A 57-year-old Hispanic man with a personal and family history of bullae and photosensitivity presented with a fungating, ulcerated squamous cell carcinoma on his left hand (Figure 1). Physical examination showed conjunctival injection, ectropion, symblepharon, urethral stricture, loss of teeth, short stature, and nail dystrophy. There was reticulated erythema, atrophy, hyperpigmentation and hypopigmentation, and telangiectasia of sun-exposed skin of the face, neck, and hands consistent with poikiloderma (Figure 2). In addition, there was foreshortening of the left thumb and sclerodermoid changes of his hands (Figure 3). Radiation therapy was applied to shrink the tumor before a local excision was performed. However, a local recurrence followed and axillary lymph nodes became clinically palpable, necessitating amputation and lymph node dissection.
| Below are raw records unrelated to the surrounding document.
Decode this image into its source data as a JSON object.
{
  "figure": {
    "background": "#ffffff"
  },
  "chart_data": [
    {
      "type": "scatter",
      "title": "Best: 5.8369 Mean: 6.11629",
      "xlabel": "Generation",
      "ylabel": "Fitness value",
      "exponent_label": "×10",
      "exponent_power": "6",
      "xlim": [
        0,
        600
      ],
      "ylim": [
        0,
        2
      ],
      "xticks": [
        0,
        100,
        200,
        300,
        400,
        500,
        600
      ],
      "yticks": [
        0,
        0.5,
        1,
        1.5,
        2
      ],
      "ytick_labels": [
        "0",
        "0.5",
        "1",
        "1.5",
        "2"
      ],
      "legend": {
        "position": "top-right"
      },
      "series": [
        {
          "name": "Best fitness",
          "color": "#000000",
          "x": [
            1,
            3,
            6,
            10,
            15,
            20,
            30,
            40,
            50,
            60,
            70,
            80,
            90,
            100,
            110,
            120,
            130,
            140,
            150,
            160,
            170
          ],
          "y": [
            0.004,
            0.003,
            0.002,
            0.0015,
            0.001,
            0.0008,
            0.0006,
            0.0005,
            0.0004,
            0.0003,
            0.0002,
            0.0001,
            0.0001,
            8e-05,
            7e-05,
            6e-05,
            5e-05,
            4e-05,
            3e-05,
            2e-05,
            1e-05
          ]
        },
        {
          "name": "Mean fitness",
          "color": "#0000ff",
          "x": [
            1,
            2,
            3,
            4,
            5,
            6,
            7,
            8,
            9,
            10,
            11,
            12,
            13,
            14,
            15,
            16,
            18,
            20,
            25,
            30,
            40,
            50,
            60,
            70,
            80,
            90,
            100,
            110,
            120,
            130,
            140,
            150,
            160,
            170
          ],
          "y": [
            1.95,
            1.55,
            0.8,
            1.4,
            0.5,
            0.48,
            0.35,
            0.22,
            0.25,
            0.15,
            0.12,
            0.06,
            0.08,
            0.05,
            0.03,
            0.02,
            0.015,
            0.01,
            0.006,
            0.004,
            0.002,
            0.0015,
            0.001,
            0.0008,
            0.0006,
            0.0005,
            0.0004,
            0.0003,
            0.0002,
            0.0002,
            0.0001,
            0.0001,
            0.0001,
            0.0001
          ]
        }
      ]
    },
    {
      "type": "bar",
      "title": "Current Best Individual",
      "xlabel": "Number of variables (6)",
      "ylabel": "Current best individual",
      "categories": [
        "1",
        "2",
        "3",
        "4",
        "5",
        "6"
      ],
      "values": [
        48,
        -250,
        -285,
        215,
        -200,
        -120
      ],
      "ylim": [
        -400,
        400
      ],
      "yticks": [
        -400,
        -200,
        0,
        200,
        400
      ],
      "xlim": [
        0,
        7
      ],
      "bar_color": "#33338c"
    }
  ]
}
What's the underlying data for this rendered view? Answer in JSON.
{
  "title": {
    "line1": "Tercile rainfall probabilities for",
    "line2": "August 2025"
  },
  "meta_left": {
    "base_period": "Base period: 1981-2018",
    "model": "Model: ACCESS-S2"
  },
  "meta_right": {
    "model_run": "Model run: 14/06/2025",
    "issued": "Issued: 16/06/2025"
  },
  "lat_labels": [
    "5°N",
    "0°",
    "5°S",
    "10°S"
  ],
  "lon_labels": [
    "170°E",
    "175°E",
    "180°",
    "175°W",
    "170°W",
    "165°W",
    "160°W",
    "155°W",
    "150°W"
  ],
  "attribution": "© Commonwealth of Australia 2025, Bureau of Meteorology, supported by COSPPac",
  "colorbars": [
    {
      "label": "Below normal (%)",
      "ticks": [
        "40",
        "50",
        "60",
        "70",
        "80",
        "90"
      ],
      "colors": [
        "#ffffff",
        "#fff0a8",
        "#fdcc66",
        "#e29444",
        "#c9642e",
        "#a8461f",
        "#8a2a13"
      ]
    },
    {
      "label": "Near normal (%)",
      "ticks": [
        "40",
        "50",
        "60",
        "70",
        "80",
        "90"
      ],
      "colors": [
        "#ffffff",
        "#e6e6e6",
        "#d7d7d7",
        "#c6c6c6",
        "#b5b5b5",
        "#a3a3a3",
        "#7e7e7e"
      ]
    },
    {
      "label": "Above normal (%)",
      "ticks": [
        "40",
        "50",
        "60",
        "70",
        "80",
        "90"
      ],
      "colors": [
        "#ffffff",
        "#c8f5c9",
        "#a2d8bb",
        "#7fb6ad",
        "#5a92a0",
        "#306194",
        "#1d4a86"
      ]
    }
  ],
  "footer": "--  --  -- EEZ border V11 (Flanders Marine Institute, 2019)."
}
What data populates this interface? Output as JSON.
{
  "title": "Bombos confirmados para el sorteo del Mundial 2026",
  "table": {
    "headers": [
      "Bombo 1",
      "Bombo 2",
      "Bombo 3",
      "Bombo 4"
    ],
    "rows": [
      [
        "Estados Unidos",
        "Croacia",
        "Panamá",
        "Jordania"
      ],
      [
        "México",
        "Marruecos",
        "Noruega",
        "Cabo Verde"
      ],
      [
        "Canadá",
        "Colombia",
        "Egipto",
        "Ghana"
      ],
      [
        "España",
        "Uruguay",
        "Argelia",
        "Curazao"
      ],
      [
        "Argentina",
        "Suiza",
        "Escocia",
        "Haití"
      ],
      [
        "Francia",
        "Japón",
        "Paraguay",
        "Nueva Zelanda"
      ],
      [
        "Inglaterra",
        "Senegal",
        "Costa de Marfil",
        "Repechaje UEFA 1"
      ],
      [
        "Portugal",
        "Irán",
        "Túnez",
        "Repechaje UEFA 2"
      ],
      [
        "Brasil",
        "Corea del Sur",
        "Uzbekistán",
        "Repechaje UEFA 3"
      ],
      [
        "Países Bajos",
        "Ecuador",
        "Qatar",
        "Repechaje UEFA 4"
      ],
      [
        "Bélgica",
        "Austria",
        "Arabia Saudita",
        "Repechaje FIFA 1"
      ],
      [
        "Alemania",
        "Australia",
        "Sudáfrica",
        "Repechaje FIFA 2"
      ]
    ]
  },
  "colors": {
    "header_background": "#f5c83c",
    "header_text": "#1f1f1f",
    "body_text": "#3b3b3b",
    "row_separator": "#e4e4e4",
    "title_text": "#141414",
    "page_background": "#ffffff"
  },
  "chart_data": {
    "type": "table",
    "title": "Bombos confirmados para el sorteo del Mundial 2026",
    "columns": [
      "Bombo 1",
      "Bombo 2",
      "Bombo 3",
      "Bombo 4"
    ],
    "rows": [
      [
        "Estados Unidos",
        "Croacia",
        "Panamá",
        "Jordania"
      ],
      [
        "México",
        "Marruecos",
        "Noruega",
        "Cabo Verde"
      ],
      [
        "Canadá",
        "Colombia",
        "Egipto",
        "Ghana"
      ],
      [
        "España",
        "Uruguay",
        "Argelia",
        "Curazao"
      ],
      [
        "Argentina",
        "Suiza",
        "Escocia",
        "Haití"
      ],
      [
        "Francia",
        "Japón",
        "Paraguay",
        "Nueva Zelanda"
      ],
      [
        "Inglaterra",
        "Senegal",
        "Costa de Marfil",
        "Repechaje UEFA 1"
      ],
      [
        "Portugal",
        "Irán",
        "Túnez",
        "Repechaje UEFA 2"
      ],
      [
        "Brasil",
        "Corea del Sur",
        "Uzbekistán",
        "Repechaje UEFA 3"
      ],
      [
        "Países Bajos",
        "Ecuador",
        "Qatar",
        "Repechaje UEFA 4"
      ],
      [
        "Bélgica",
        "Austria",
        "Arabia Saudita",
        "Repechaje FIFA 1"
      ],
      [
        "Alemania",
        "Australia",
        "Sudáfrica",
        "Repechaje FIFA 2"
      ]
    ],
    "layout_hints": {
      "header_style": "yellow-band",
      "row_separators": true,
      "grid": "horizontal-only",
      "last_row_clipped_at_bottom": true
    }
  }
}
Extensive histologic evaluation of the specimen obtained following left arm amputation and lymph node dissection showed moderate-to-poorly differentiated deeply invasive squamous cell carcinoma. Two of 3 axillary lymph nodes were positive for metastatic carcinoma. A random biopsy of the trunk showed epidermal atrophy, telangiectasia, a perivascular lymphocytic infiltration, and pigment-laden macrophages consistent with poikiloderma. Electron microscopy illustrated extensive reduplication of the basement membrane, with loops, curls, and free extensions of the basal lamina in the superficial dermis; reduced numbers of hemidesmosomes and anchoring fibrils; and a basement membrane focally devoid of basal cells (Figure 4). On the basis of the clinical features and the characteristic basement zone changes, a diagnosis of Kindler syndrome was made.

Figure 1.

Figure 1.

Large vegetating tumor on the palm, necessitating amputation. Biopsy revealed poorly differentiated squamous cell carcinoma invading the bone.

Figure 2.

Figure 2.

Reticulated erythema, atrophy, hyperpigmentation and hypopigmentation, and telangiectasia of the face, neck, and hands (poikiloderma). Atrophy of the epidermis, postinflammatory pigment alteration, and telangiectasia are suggestive of poikiloderma.

Figure 3.

Figure 3.

Tight, shiny, scaly, poikilodermatous skin with erythema, hypopigmentation, and scale, consistent with sclerodermoid changes. Shortfall of the left thumb.

Figure 4.

Figure 4.

Electron microscopy showing reduplication of the basement membrane, reduced numbers of hemidesmosomes, and anchoring filaments (uranyl acetate and lead citrate; original magnification ×58,000).